Further to part one (here: https://liberatetutemet.com/category/eds-blogs/), this is … erm … part two of How to Avoid Dem Pesky Mistakes —identifying some of the most common wordie whoopsies.
Loose and Lose are first up today —so, what’s the dealio? Well, the word on the street is that —gasp!—they mean different things!
Loose: something wot’s not tight, innit. T’is pronounced in such a way that it rhymes with moose and hoose (admit it— you’re singing it now).
Lose: To misplace something (or even someone). T’is pronounced LOOZE, to rhyme with snooze/shoes/I demand to have some booze.
See? T’is a doddle. Of course, there’s also LOOSED, which throws itself rather splendidly into the mix as the past tense of LOOSE, and means … erm … loosed. Not to be confused with LOST, which means lost. Gottit?
“He loosed his grip around her throat” —indicating a deliberate action: second thoughts, perhaps. Remorse, maybe … Bless him.
“He lost his grip” —which might indicate either clumsiness or an inability to retain said grip upon, say, a glass (or reality itself, owing to an exaggerated state of inebriation caused by ill-advised imbibement of lighter fluid).
Speaking of which, a friend of mine once had soooo much of the stuff that upon lighting a cigarette, he ignited his face instead, his eyebrows scattering to the floor in ashy despair. This may or may not be true, but it brings me nicely onto the topic of furry facethings. Because GAWD DAMN IT, people.
Perhaps your creative writing class suggested you employ the furrowing of brows to indicate expression, which is no bad thing, if used sparingly. But, dear LAWD —must EVERY single line of dialogue come with a description of what the character’s face is doing? The same applies to nodding, m’dears.
When you over-egg the prose, it sounds like this to me:
“He raised an eyebrow, browishly. It was the only way he could express his emotions, emotionally. There were other adverbs to be had, adverbially, but he would save those for the next paragraph, in which he would explore the exploratory possibilities of nodding, noddingly. Unsurprisingly, he did, indeed, nod once more, which set his damn eyebrows off again. They looked as if they could do with a l’il twitch, arch, or furrow —after all, it had been a while. Right on cue, they did an ugly little jig, like Theresa May at a Tory Party conference.”
I challenge you to search for “brow” in your latest WIP. “Nod,” too. Now, there are no hard and fast browcount rules, of course, but please bear in mind that I recently edited a 60,000 word novel wot came with 1,657 brow references and 2,313 nods of one head or another. Yes, really.
It’s just YUK. Stop it.
The Science Bit (maybe):
Here’s why it doesn’t work (aside from standing out like the proverbial thumb): come with me, if you will, to the makings of an anecdote.
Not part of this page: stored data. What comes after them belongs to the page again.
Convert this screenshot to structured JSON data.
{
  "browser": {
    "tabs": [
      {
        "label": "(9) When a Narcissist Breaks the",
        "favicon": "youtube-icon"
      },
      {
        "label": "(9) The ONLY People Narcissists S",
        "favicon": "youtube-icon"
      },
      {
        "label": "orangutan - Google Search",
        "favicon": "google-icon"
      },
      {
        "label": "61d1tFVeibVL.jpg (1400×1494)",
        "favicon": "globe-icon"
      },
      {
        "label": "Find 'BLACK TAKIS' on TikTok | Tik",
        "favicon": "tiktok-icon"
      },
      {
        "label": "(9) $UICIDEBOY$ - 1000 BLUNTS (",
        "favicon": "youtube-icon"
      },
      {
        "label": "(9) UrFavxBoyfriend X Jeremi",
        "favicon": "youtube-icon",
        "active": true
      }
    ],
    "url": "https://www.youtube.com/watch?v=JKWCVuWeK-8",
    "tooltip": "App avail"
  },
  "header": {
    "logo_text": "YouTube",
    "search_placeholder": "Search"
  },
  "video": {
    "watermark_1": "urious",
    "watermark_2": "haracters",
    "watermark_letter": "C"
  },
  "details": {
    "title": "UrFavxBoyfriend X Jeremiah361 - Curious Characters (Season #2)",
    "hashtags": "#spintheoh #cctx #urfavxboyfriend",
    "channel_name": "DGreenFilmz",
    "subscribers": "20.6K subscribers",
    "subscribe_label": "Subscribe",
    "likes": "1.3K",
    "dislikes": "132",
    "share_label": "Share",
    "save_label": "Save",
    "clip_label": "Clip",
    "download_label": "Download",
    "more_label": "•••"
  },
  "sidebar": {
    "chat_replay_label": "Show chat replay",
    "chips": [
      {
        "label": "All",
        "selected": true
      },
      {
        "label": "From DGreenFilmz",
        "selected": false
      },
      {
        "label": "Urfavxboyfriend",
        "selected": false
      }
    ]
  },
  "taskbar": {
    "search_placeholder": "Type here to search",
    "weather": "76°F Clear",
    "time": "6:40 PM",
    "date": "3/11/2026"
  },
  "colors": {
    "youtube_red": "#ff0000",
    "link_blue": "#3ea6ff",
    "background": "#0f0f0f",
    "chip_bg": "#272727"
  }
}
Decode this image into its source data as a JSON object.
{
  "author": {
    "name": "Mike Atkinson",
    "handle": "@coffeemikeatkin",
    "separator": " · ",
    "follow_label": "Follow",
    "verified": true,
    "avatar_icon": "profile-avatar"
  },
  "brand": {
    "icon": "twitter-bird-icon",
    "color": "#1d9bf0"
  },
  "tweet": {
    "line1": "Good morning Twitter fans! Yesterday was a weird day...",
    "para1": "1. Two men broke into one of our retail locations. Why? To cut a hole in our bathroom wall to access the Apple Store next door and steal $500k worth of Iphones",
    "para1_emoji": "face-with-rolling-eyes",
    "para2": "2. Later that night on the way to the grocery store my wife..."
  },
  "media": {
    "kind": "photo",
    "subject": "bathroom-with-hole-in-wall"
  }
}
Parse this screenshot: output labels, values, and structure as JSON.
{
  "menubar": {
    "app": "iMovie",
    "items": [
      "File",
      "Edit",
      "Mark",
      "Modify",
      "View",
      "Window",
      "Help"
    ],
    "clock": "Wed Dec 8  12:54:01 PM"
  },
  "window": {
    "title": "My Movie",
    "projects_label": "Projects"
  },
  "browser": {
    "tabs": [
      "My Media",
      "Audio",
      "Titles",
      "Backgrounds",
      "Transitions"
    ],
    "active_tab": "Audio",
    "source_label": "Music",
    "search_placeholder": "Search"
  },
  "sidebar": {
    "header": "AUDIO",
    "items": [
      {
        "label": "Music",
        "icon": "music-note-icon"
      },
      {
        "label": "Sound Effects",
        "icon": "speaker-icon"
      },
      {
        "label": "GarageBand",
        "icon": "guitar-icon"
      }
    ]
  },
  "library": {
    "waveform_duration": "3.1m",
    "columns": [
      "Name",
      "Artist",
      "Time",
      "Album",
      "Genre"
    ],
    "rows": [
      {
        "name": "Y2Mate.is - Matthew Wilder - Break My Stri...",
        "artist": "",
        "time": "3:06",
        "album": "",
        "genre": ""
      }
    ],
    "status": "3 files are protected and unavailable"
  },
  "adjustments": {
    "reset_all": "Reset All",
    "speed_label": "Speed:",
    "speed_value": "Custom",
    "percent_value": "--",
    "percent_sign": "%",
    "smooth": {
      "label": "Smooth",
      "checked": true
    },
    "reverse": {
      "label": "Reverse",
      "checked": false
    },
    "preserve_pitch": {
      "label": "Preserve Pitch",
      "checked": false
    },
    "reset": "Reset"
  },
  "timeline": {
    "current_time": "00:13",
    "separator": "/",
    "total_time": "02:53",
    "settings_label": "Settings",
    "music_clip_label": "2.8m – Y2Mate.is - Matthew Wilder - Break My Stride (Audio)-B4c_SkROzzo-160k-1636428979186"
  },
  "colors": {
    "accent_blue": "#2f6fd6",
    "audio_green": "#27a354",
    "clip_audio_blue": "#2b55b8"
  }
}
You witness an event. Perhaps a car crash, or maybe even a pastie of chavs havin’ a scrap. How do you tell the missus/hubby/whoever about your day?
DO you say:
a) So there was this gaggle of chavs, right, knocking proppa shit out of each other down the pub today;
b) Let me tell you, Ethel —what a day I’ve had. Trying to relax at lunchtime over a pint of mild and a bag of squirrels, I happened upon a group of strangers having a bit of a to-do. I took a swig, furrowed my brow, and began to watch the unfolding drama. With an eyebrow raised, a young woman approached a rather unkempt young man, and glared right at him. He furrowed his brow, and nodded. Then a third person joined the fray, Ethel. A third person! His eyebrows were set in surprise, they were. Like a stone clock. Ten-past-ten, right there on his face.
Catchie mah driftie? Keep it REAL, folks! Please get out of the habit of describing every.single.thing your characters’ faces do. Be descriptive, not prescriptive.
On that note, I’m off. Unlike my eyebrows, which are very much on (I’m a Scouser —it’s the law).